The European Commission said Thomson Reuters’ commitments would help customers who wanted to use the company’s securities identification codes with competing data feeds, according to a notice published in the EU’s Official Journal today.
“The commitments proposed by Thomson Reuters should allow financial institutions to switch more easily between different providers of financial data and stimulate competition between data vendors,” Joaquin Almunia, the EU’s competition commissioner, said in a statement on the regulator’s website.
Almunia increased scrutiny of financial markets earlier this year with probes into whether Goldman Sachs Group Inc., JPMorgan Chase & Co. and 14 other investment banks colluded to shut out rivals from information on the swaps market. He also settled a similar financial data probe into Standard & Poor’s licensing fees for securities identification numbers.
“Thomson Reuters’ proposal has been made in the interests of achieving a rapid resolution, so it can concentrate its efforts on continuing to develop solutions that will benefit the financial marketplace,” said Alan Duerden, a spokesman for the company in London. “The extended usage rights will provide its customers useful support in managing their real-time market data needs in what is an increasingly competitive market.”
Thomson Reuters this month named James Smith to replace Chief Executive Officer Tom Glocer, who will retire after leading the company since its creation in a 2008 merger.
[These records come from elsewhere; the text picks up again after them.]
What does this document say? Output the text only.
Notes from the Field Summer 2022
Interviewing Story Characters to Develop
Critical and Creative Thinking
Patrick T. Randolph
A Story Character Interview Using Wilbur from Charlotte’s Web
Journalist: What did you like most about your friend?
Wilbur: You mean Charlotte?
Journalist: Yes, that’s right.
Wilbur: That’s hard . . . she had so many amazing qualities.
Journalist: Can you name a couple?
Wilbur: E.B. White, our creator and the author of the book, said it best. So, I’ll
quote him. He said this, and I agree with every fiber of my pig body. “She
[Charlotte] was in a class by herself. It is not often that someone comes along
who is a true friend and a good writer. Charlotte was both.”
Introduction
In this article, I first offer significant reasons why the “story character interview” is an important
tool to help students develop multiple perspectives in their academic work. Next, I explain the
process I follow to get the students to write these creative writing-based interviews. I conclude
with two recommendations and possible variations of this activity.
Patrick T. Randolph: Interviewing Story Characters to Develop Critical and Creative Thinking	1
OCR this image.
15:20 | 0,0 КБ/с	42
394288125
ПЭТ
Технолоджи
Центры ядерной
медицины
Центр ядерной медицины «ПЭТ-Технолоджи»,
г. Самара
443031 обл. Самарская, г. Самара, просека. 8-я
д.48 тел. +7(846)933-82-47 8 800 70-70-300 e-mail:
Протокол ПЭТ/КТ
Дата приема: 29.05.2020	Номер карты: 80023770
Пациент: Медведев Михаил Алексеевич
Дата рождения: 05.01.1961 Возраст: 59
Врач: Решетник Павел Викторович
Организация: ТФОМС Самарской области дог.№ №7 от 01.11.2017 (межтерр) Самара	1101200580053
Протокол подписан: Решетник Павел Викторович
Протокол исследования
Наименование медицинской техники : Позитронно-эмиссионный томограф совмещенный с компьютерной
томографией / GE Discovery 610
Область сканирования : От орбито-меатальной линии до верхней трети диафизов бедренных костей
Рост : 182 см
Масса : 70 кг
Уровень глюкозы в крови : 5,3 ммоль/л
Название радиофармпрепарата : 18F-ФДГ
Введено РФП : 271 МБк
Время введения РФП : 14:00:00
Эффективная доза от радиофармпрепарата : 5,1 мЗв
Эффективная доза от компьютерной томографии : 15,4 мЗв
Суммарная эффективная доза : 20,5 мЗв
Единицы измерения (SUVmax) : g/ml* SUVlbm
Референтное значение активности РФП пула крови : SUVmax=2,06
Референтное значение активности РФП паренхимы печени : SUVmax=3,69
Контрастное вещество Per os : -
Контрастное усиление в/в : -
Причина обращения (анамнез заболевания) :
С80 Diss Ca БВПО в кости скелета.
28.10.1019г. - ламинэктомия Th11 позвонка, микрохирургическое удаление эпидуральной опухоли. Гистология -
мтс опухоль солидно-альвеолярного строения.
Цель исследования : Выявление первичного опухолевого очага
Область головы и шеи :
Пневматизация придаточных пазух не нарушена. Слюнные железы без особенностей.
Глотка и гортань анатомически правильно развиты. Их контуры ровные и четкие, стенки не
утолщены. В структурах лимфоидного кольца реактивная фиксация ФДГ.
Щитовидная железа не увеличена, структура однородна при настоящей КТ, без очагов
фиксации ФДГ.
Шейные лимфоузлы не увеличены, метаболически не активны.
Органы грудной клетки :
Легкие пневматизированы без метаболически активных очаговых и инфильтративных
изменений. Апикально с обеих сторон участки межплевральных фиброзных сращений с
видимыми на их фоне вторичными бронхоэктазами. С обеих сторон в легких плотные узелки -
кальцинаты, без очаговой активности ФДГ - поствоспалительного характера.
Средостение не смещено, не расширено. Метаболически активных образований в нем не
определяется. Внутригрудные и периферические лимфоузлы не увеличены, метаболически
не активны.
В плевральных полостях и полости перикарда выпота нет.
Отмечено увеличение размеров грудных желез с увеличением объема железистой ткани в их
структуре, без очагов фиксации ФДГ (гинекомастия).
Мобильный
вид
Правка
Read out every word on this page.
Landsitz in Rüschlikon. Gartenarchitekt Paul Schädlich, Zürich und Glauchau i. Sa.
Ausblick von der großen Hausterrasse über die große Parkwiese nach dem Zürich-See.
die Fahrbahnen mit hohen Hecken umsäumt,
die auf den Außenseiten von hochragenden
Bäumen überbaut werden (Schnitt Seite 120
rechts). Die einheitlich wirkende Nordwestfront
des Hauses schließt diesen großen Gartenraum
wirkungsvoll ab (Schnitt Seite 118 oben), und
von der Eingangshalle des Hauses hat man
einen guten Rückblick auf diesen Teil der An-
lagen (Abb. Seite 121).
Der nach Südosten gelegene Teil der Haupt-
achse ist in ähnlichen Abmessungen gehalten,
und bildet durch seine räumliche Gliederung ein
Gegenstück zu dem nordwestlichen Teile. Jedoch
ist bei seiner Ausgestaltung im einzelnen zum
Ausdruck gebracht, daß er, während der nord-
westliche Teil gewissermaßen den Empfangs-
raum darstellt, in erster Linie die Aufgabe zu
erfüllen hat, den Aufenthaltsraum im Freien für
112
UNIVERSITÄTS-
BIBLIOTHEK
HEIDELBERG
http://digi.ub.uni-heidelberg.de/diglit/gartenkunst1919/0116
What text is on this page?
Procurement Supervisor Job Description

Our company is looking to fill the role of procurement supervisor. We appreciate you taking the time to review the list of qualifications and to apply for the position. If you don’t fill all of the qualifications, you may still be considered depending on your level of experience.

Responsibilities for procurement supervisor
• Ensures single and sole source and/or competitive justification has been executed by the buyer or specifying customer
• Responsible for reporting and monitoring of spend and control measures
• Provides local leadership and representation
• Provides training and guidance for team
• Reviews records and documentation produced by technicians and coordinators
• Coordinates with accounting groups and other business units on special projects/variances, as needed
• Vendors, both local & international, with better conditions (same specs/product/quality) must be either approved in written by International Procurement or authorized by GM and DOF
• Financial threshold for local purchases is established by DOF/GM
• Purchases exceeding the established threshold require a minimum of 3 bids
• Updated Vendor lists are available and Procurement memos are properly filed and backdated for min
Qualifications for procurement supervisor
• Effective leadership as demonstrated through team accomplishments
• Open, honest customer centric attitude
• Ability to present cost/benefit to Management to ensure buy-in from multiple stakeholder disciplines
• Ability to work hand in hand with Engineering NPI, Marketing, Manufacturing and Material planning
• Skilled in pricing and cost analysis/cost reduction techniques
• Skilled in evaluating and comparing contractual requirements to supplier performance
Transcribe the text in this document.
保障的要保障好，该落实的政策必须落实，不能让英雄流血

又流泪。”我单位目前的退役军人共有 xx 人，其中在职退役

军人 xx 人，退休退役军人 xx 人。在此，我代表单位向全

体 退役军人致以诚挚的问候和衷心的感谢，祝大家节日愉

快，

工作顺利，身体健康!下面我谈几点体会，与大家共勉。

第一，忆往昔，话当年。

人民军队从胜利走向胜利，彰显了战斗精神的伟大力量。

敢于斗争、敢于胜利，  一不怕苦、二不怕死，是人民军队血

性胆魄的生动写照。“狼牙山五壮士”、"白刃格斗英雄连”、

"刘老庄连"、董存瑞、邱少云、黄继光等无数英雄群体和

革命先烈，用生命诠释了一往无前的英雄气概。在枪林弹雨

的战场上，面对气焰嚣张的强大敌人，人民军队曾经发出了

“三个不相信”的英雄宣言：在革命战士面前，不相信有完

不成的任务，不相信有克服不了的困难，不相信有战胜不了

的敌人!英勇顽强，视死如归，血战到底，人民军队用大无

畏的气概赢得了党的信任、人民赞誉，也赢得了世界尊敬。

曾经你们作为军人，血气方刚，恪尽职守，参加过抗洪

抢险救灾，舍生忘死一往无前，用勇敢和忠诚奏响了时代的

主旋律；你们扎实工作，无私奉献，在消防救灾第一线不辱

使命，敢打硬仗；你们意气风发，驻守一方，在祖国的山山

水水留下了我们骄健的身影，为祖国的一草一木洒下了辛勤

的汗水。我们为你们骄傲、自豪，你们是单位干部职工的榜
‘All Necessary Information’
Thomson Reuters is offering licenses that would allow customers to use Reuters Instrument Codes to retrieve data from rival suppliers and supply them with “all necessary information” for customers’ computer systems to link the codes with those used by other suppliers.
The European Commission opened an investigation into the Thomson Reuters codes in 2009, saying customers may potentially be locked-in to working with the company because replacing the codes required “a long and costly procedure” to rewrite or reconfigure software applications.
Thomson Reuters’ rivals and customers are asked to respond to the company’s offer and its proposed license fees before they can become final. Regulators can then make the offer binding and drop their antitrust investigation.
Bloomberg LP, the parent of Bloomberg News, competes with New York-based Thomson Reuters in selling financial and legal information and trading systems.